Health officials are investigating the deaths and illness amid suspicions
that health workers might have given overdoses to children during the
state-wide campaign to deliver vitamin A to 3 million children aged 1 to 5
UNICEF had replaced the traditional 2 milliliters (mL) spoons with 5 mL cups
to pour out vitamin A for the campaign. Health officials suspect that this
switch in the method of measuring the vitamin and the inadequate training of
health workers might have led to overdoses, but they have not ruled out
contamination or other causes. UNICEF officials in New Delhi said that the
cups had been introduced because they were considered more efficient and
hygienic. They said the cups were now being withdrawn, but they added that
it was unlikely that overdoses had caused the deaths and illness. "Even a
full 5 mL cup of vitamin A would not be lethal," a UNICEF official said.
Some Indian doctors have questioned the benefits and safety of the
administration of vitamin A through the "pulse campaign" promoted by UNICEF.
The campaign involves delivering the supplement to all children aged 1 to 5
years across a state on a single day.
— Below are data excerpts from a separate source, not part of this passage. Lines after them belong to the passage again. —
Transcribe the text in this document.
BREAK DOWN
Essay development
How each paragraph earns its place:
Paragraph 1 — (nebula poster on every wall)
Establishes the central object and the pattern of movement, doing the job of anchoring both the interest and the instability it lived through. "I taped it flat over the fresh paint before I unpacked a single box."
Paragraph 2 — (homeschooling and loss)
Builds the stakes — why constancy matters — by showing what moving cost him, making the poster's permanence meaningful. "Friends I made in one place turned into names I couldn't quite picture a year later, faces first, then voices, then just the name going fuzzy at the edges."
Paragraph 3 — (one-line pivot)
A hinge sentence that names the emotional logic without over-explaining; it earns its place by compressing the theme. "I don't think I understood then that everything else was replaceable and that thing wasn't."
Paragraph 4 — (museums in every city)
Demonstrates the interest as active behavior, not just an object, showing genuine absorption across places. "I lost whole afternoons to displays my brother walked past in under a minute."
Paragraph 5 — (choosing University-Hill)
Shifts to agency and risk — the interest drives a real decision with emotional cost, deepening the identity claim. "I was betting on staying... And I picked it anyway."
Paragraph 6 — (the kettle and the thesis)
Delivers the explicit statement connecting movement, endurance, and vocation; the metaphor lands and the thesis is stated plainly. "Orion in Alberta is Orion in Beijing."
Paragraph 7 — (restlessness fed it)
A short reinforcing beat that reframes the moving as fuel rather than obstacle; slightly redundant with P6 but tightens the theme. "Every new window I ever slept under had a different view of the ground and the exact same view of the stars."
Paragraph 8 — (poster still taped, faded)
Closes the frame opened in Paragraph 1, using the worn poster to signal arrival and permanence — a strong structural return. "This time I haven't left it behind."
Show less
The Indian Health Ministry has run a
vitamin A program for more than 3 decades that covers children aged 9 months
to 3 years and is linked to immunization, but less than 30 per cent of
target children in India receive even one dose of vitamin A.
Pediatricians are urging more selective use of vitamin A because child
nutrition has improved and clinical signs of vitamin A deficiency, such as
eye disease, are becoming less common. UNICEF maintains, however, that
symptoms of eye disease are associated with advanced vitamin A deficiency
and that children might be needlessly put at risk of impaired immune
function and fatal infections long before such symptoms appear.
Pediatricians reject that argument. "There is no clinching evidence to show
reduction in mortality through vitamin A among children with sub clinical
vitamin A deficiency," said Dr Harsh Pal Singh Sachdev, professor of
pediatrics and clinical epidemiology at the Maulana Azad Medical College,
New Delhi, and editor of the journal Indian Pediatrics.
A technical consultation initiated by the health ministry last year
concluded that existing data were not sufficiently robust to recommend
vitamin A supplementation to reduce mortality in children aged 1 to 5 years.
"The promotion of the universal distribution of vitamin A is a glaring
example of the commercial exploitation of malnutrition in developing
countries by pharmaceutical companies," said Dr Umesh Kapil, additional
professor of human nutrition, All India Institute of Medical Sciences, New
Delhi. The Nutrition Society of India has warned that the Assam episode will
lead to an erosion of public confidence in government health care programs
and might even hinder the pulse poliomyelitis campaign.